Chirostoma attenuatum
- Conservation status: Endangered (IUCN 3.1)

Scientific classification
- Kingdom: Animalia
- Phylum: Chordata
- Class: Actinopterygii
- Order: Atheriniformes
- Family: Atherinopsidae
- Genus: Chirostoma
- Species: C. attenuatum
- Binomial name: Chirostoma attenuatum S.E. Meek, 1902
- Synonyms: Chirostoma samani Terrón, 1931; Chirostoma bartoni janitzio de Buen, 1940;

= Chirostoma attenuatum =

- Genus: Chirostoma
- Species: attenuatum
- Authority: S.E. Meek, 1902
- Conservation status: EN
- Synonyms: Chirostoma samani Terrón, 1931, Chirostoma bartoni janitzio de Buen, 1940

Species of fish

Chirostoma attenuatum – also known as slender silverside – was featured in the 2009 IUCN Red List of Threatened Species and the American Fisheries Society. They are found in Patzcuaro, Central Mexico. The species is at risk of being extinct.
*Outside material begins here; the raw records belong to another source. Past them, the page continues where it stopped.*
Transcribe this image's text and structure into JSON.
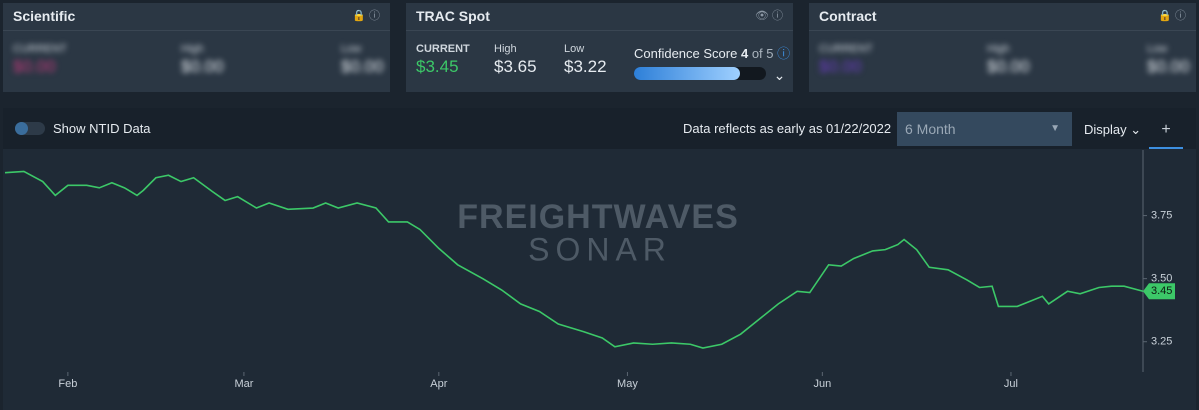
{
  "cards": [
    {
      "title": "Scientific",
      "current_label": "CURRENT",
      "current": "$0.00",
      "high_label": "High",
      "high": "$0.00",
      "low_label": "Low",
      "low": "$0.00"
    },
    {
      "title": "TRAC Spot",
      "current_label": "CURRENT",
      "current": "$3.45",
      "high_label": "High",
      "high": "$3.65",
      "low_label": "Low",
      "low": "$3.22",
      "confidence_label": "Confidence Score",
      "confidence": 4,
      "confidence_of": "of",
      "confidence_max": 5
    },
    {
      "title": "Contract",
      "current_label": "CURRENT",
      "current": "$0.00",
      "high_label": "High",
      "high": "$0.00",
      "low_label": "Low",
      "low": "$0.00"
    }
  ],
  "toolbar": {
    "toggle_label": "Show NTID Data",
    "data_note": "Data reflects as early as 01/22/2022",
    "range": "6 Month",
    "display": "Display"
  },
  "watermark": {
    "brand": "FREIGHTWAVES",
    "product": "SONAR"
  },
  "chart_data": {
    "type": "line",
    "x": [
      0,
      3,
      6,
      8,
      10,
      13,
      15,
      17,
      19,
      21,
      22,
      24,
      26,
      28,
      30,
      33,
      35,
      37,
      40,
      42,
      45,
      49,
      51,
      53,
      56,
      59,
      61,
      64,
      66,
      69,
      72,
      76,
      79,
      82,
      85,
      88,
      92,
      95,
      97,
      100,
      103,
      106,
      109,
      111,
      114,
      117,
      120,
      123,
      126,
      128,
      131,
      133,
      135,
      138,
      140,
      142,
      143,
      145,
      147,
      150,
      153,
      155,
      157,
      158,
      161,
      163,
      165,
      166,
      169,
      171,
      174,
      176,
      178,
      181
    ],
    "series": [
      {
        "name": "TRAC Spot",
        "color": "#3cc868",
        "values": [
          3.92,
          3.925,
          3.885,
          3.83,
          3.87,
          3.87,
          3.86,
          3.88,
          3.86,
          3.83,
          3.85,
          3.9,
          3.91,
          3.885,
          3.9,
          3.845,
          3.81,
          3.825,
          3.78,
          3.8,
          3.775,
          3.78,
          3.8,
          3.78,
          3.8,
          3.78,
          3.725,
          3.725,
          3.695,
          3.62,
          3.555,
          3.5,
          3.455,
          3.4,
          3.37,
          3.32,
          3.29,
          3.265,
          3.23,
          3.245,
          3.24,
          3.245,
          3.24,
          3.225,
          3.24,
          3.28,
          3.34,
          3.4,
          3.45,
          3.445,
          3.555,
          3.55,
          3.58,
          3.61,
          3.615,
          3.635,
          3.655,
          3.615,
          3.545,
          3.535,
          3.495,
          3.465,
          3.47,
          3.39,
          3.39,
          3.41,
          3.43,
          3.4,
          3.45,
          3.44,
          3.465,
          3.47,
          3.47,
          3.45
        ]
      }
    ],
    "xlim": [
      0,
      181
    ],
    "xticks": [
      {
        "value": 10,
        "label": "Feb"
      },
      {
        "value": 38,
        "label": "Mar"
      },
      {
        "value": 69,
        "label": "Apr"
      },
      {
        "value": 99,
        "label": "May"
      },
      {
        "value": 130,
        "label": "Jun"
      },
      {
        "value": 160,
        "label": "Jul"
      }
    ],
    "ylim": [
      3.13,
      4.01
    ],
    "yticks": [
      3.25,
      {
        "value": 3.5,
        "label": "3.50"
      },
      3.75
    ]
  }
}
Eight helminth species, type of parasitic worms, including Posthodiplostomum minimum, Allocreadium mexicanum, Bothriocephalus acheilognathi, a cyclophyllidean cysticercoid, Arhythmorhynchus brevis, Spinitectus carolini, Capilaria patrcuarensis, and Eustrongylides sp., were discovered in 195 Chirostoma attenuatum fish from Lake Patzcuaro from October 1989 to December 1990. Posthodiplostomum minimum had the highest frequency and intensity; it had the most impact in harming the Chirostoma attenuatum fish.